Antioch police abuses lead to settlement in class-action lawsuit Today Us News



Nearly two dozen people claiming to have been abused by dozens of Antioch police officers reached a landmark settlement Friday with the city’s leaders, setting the stage for widespread reforms at one of the Bay Area’s most troubled police departments.

Attorneys for the 23 Antioch residents hailed the settlement Friday as “a complete overhaul of the department’s policies and procedures that will serve as a roadmap for constitutional policing and benefit the entire Antioch community,” according to a news release announcing the accord.

Several Antioch leaders — including the city manager, city attorney and police chief — were expected to join a press conference Friday morning detailing the agreement, before publicly signing it.

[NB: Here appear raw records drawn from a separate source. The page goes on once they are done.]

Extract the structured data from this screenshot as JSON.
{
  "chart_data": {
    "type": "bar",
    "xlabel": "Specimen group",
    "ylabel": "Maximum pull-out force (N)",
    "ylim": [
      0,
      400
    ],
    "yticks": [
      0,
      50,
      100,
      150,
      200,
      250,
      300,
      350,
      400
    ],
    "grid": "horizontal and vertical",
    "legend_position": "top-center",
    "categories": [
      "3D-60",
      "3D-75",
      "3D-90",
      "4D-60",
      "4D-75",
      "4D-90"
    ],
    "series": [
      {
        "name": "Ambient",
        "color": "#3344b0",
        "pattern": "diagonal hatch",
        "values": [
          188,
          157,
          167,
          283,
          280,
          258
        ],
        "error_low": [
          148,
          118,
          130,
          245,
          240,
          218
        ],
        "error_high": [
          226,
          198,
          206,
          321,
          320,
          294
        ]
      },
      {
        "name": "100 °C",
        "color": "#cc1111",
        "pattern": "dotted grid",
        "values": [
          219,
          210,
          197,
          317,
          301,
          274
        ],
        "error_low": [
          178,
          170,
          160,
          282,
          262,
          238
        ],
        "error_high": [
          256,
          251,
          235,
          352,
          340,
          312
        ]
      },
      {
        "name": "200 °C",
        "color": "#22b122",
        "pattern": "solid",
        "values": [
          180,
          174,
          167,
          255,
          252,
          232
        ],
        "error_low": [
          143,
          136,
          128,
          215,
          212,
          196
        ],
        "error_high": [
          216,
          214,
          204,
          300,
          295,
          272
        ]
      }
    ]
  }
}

The lawsuit, filed in April 2023, named 45 officers as defendants amid explosive allegations of racist text messages shared among a vast number of officers — many of whom used racist slurs while joking about fabricating evidence and violating residents’ civil rights.

The revelations of those texts provided “certified proof of the depth of many Antioch Police Department Officers’ bigotry, racism, willingness to falsify evidence, and their celebration of their own uses of unconstitutional force,” according to the original complaint, filed by longtime civil rights attorney John Burris and other attorneys with his firm.